The Swedish Press, Radio and Television Authority (MPRT) pays financial support to news media, following a decision by the Media Support Board.

In connection with media support being distributed, individual administrators at the authority have been hung out with names and pictures.

SVT has been in contact with several employees who experience the publications as grossly misleading and as pure personal attacks.

- We will pass a serious review, but not false and unfounded accusations, says the HR manager at the authority.

Another employee describes the articles as a coordinated advocacy campaign, which has led to outrage among employees.

- Colleagues are worried and scared, says the employee.

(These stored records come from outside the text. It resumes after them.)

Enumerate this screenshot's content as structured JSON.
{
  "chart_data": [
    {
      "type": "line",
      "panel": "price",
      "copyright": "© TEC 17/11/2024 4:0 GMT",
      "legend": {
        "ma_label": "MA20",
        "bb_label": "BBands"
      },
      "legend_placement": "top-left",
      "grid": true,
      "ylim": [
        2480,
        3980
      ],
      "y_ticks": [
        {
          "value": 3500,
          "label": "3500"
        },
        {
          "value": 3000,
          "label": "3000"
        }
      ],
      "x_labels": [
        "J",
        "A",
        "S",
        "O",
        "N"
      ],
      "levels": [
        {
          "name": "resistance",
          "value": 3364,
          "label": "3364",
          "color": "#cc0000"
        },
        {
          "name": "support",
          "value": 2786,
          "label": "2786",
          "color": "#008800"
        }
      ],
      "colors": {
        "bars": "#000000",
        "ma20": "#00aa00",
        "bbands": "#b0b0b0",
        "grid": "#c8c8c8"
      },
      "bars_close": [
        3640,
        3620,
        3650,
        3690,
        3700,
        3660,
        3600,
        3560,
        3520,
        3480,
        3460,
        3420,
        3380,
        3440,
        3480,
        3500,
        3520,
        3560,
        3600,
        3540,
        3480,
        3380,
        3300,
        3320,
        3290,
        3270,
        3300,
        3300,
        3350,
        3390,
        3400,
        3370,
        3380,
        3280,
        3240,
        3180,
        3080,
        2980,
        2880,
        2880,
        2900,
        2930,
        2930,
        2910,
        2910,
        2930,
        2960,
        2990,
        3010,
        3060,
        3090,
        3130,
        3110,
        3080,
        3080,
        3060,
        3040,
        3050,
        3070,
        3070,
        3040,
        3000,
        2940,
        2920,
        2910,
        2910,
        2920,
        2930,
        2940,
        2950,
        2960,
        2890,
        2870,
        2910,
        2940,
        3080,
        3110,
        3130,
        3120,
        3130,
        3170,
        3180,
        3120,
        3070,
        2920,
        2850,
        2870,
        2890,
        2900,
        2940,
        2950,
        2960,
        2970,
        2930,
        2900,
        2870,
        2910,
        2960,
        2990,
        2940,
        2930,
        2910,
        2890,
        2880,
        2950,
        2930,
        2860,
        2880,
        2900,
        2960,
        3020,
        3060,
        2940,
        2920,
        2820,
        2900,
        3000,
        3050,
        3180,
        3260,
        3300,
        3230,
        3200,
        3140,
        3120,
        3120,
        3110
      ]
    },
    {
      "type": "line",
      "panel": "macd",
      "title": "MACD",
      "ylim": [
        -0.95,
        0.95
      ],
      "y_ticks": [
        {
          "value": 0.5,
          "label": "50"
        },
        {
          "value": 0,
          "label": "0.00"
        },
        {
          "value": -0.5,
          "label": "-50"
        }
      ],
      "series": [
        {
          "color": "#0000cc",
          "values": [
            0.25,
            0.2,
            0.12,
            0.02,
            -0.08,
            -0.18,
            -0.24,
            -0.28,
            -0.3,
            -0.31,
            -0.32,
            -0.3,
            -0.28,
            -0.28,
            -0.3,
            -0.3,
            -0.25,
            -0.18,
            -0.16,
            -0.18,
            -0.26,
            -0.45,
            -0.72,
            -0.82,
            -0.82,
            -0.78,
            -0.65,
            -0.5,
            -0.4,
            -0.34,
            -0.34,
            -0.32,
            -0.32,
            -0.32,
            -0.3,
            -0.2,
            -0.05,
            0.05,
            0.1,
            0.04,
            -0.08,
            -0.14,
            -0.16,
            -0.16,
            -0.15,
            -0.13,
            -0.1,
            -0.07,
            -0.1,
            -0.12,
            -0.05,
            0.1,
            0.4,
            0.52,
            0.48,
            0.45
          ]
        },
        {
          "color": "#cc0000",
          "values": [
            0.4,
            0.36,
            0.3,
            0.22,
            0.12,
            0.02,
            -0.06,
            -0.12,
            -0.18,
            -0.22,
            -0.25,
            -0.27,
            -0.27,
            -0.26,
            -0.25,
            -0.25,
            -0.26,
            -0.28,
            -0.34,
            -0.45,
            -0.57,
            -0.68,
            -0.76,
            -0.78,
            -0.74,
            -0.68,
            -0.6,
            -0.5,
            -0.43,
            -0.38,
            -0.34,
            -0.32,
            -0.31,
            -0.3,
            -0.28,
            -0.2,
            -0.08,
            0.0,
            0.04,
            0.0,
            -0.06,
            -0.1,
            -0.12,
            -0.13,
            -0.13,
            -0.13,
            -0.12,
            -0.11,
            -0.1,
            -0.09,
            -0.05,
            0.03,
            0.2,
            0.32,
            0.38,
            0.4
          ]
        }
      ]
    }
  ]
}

"They want to scare people into silence"

The cultural news has gone through a number of publications on the sites Nya Dagbladet, Newsvoice and Samhällsnytt.

Of these three, the latter has been granted aid.

But everyone has published articles about named employees at the authority for press, radio and television.

The sites describe themselves as an alternative to "establishment media" or to "systems thinking".

The anti-racist magazine Expo sees that they are all examples of the far-right media landscape, but that they differ from each other.

Nya Dagbladet has connections to former National Democrats, Newsvoice is described as a conspiracy theorist and vaccine skeptic.

Social news is critical of diversity and immigration.

But at the same time it is about an authority that distributes a lot of money and has some power, they must withstand critical scrutiny, right?

- Absolutely, but these media work in a completely different way.

It is not about finding system errors, but about attacking individuals and scaring people into silence, says Jonathan Leman, researcher at Expo.

The Director General is concerned

MPRT's Director General Charlotte Ingvar-Nilsson welcomes a factual review of the authority, but is concerned about the development.

- I think it is very unpleasant when my individual employees are hung out, she says and continues:

- The journalists who wrote also know that it is the media support committee that makes decisions, not the individual administrators.

In several articles on the relevant sites, the authority is alleged to discriminate against so-called alternative media, which Charlotte Ingvar-Nilsson denies.

- If we look at alternative media, there were six applicants, four of whom received support and two who did not, says Charlotte Ingvar-Nilsson.

Kulturnyheterna has sought responsible publishers for the sites to get their views on the criticism.

Newsvoice writes in an email that the individual administrators are also in power and therefore should be able to be criticized.

Samhällsnytt and Nya Dagbladet have so far not answered our questions.